Letter to You, Never Sent
12/06/2019
By MacKenzie Casey (‘20)
Dear You,
I missed you. The day you left I laid in my bed and watched Dear John on repeat. It’s a horrible movie. I thought it would remind me of you, help me realize that sometimes there are life long love stories. But as I watched it, I realized ours wasn’t.
You taught me so much. That it was okay to be me. You once told me you planned on making fun of my insecurities and doubts every day until I could laugh about them with you because all you saw was perfection.
You told me you loved me. Sitting by the gas fire pit in my backyard drunk off of too much wine from our date in the North End. I was crying, because I didn’t know what I was going to do when you were gone, how I would last three months with only letters from you every few weeks, whose hand I would hold when I was scared, who would beat down my insecurities, lay on the couch with me all day, impress my mother, and corrupt my little brother.
You hugged me, and whispered, I love you, I’m in love with you, and I don’t care if I come back to you being with someone new. I will wait. You had to tell me again the next day because I thought it was a drunken dream — I made you say it first because I was terrified you didn’t mean it.
You were crazy. We laid in bed one day — it was a snowstorm and you came to get snowed in with me. You told me you were bipolar and schizophrenic. I was scared and let go of your hand at first. I saw the good in you — the person not the diagnosis. You told me you had been abused, kicked out, forgotten. I wanted you to know someone loved you for you.

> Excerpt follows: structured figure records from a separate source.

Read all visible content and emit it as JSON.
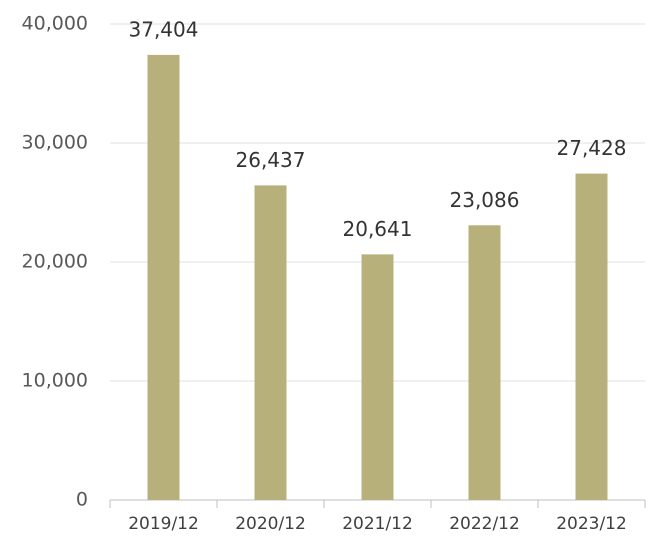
{
  "chart_data": {
    "type": "bar",
    "categories": [
      "2019/12",
      "2020/12",
      "2021/12",
      "2022/12",
      "2023/12"
    ],
    "values": [
      37404,
      26437,
      20641,
      23086,
      27428
    ],
    "value_labels": [
      "37,404",
      "26,437",
      "20,641",
      "23,086",
      "27,428"
    ],
    "color": "#b8b07a",
    "ylim": [
      0,
      40000
    ],
    "yticks": [
      0,
      {
        "value": 10000,
        "label": "10,000"
      },
      {
        "value": 20000,
        "label": "20,000"
      },
      {
        "value": 30000,
        "label": "30,000"
      },
      {
        "value": 40000,
        "label": "40,000"
      }
    ],
    "grid": true
  }
}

The real you.
But the real you hurt me. My parents were away and I had a party. We had a fight, over something small and so insignificant I can’t remember now. You wanted to leave and drive home, but I loved you too much to let you go. You fought with me more, told me to get out of the car or something bad was going to happen, something neither of us could forgive.
I forgave you. The look in your eyes that night was terrifying, crystal blue and inviting like a riptide that sweeps you under and under until you finally realize you’re drowning and it’s too late. You left two weeks later. Never wrote, never called, never looked back. All I had of you was Facebook posts from your family, and one, singular Instagram post sent to me by a friend put up by a girl, kissing you on the cheek, saying goodluck my soldier i’ll miss u.
You texted me two days ago, “I’m finally back.”
Finally?
What you don’t know is, I’ve learned to swim, keep my feet out of the slippery sand — the water may look inviting, but you are a riptide waiting to sweep me back into the rocks and out to sea.